As London comes out of hibernation and employees begin to return to work, companies are being confronted with the true scale of the challenge of running a business in the middle of a pandemic.
Employees, meanwhile, are feeling anxious that their workplace might remain unsafe.
But is turning to the law the best way to address these concerns?
Employers have a duty to provide a safe workplace and owe obligations to their staff under health and safety laws. Social distancing, hand-sanitisers, health questionnaires and clear guidelines are all being brought into play by employers to try to ensure the safety of their workers in line with government guidance. But even with these steps, employers may be faced with a genuine and heartfelt reluctance to attend work in the current crisis.

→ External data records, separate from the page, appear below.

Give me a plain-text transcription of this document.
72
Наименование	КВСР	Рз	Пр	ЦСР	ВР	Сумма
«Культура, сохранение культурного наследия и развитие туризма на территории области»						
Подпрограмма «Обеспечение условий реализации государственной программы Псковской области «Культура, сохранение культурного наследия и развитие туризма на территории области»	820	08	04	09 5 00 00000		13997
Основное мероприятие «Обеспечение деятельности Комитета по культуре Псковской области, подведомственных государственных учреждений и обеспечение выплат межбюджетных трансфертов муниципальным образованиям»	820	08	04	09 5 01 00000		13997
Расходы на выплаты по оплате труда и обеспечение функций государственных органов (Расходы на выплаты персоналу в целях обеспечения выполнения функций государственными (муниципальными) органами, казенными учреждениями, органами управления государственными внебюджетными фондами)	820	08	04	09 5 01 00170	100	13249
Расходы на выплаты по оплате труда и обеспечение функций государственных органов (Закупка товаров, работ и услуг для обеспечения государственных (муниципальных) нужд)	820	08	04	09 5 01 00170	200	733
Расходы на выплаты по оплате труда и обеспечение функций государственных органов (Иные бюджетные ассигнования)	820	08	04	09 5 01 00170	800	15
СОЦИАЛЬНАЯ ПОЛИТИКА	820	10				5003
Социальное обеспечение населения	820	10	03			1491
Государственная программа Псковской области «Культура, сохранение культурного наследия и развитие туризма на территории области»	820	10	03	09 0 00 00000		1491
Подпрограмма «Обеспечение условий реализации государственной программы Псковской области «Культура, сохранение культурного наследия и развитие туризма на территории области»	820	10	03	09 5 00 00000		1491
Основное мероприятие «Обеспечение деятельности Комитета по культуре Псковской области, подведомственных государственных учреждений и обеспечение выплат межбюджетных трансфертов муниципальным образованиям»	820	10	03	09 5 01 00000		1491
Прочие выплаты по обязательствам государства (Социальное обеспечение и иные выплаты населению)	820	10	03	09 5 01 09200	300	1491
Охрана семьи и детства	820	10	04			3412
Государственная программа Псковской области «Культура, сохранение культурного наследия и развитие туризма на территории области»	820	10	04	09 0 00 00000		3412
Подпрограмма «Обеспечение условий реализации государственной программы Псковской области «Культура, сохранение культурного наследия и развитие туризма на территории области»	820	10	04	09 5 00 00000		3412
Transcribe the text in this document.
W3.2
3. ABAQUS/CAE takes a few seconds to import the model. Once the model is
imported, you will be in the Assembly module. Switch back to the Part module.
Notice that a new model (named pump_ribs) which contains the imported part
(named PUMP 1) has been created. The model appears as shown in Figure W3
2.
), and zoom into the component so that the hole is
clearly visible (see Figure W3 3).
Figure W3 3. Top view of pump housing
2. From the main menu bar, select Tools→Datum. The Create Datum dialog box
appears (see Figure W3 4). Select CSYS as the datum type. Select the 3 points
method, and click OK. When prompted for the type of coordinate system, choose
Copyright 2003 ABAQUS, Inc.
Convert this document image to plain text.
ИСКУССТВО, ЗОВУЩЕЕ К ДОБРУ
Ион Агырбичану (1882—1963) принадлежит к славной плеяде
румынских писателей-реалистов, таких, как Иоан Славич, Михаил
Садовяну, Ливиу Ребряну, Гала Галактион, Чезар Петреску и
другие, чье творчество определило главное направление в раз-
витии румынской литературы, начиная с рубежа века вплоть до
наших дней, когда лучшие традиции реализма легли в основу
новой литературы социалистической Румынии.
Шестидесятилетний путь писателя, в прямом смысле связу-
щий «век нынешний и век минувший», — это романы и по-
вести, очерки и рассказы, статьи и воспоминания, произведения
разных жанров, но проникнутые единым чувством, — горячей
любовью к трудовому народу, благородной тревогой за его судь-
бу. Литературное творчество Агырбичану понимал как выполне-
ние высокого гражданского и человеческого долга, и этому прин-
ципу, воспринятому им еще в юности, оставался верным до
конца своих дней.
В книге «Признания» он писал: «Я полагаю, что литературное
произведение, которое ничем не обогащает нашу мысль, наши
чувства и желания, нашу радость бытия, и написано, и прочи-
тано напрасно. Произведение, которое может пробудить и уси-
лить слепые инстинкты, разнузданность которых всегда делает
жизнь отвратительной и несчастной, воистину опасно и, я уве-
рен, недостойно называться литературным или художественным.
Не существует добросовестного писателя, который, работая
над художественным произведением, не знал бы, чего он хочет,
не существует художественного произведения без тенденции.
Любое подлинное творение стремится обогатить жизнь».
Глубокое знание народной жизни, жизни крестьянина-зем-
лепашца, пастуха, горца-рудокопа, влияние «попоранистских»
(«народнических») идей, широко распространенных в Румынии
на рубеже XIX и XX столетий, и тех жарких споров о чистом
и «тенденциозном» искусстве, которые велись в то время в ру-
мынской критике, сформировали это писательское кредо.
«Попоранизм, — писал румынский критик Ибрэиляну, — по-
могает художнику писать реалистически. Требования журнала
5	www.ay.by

For certain employees who are within the identified vulnerable categories or are living with people who are, the risks of Covid-19 are still very real and reluctance to return is entirely understandable. And even for workers outside these groups, there may still be high degrees of apprehension and anxiety about the return.
Social media has publicised the existence of section 44 of the Employment Rights Act as a way for employees who fear that their workplace may still present a danger to legitimately refuse to return to work.
However, the legal reality is less clear-cut. Section 44 does provide employees with protection, but in a much more restricted set of circumstances than people on social media are being led to believe. The section protects an employee who refuses to attend work from being put under any detriment, but only where the employee reasonably believes that there is a “serious and imminent” danger.
In the current circumstances, although Covid-19 may be a significant threat to public health, this does not necessarily translate into a serious and imminent threat to an individual employee’s safety. The medical evidence has consistently shown that those who are not in one of the identified vulnerable categories are unlikely to suffer a serious outcome even if they contract the virus, which in itself remains statistically unlikely.
If the employer has properly applied the government guidance and has provided appropriate protections for its staff, then it further undermines the reasonableness of a belief that the workplace presents a serious and imminent danger to health.
Employees taking a rigid line and refusing to attend work may therefore be risking much if they place too much weight on this legislation.
That said, employers should also avoid taking too rigid a line. The return to work will understandably be a source of anxiety for many, and people are entitled to expect that their employers will apply the government guidance designed to protect them.
The compact between employer and employee is a complex one, but trust should sit at its centre — and that means talking to each other. Employees should consider carefully the protections that have been put in place and should speak up if they see any failings, raising concerns with their employer. Employers in turn need to build trust by acting on those concerns and exploring the reasons for a reluctance to return to work, rather seeing this as employees simply being “difficult”.
Open, clear and timely communications in both directions in an atmosphere of trust and respect will go a long way to allow workplaces to reopen in a way that is safer for everyone.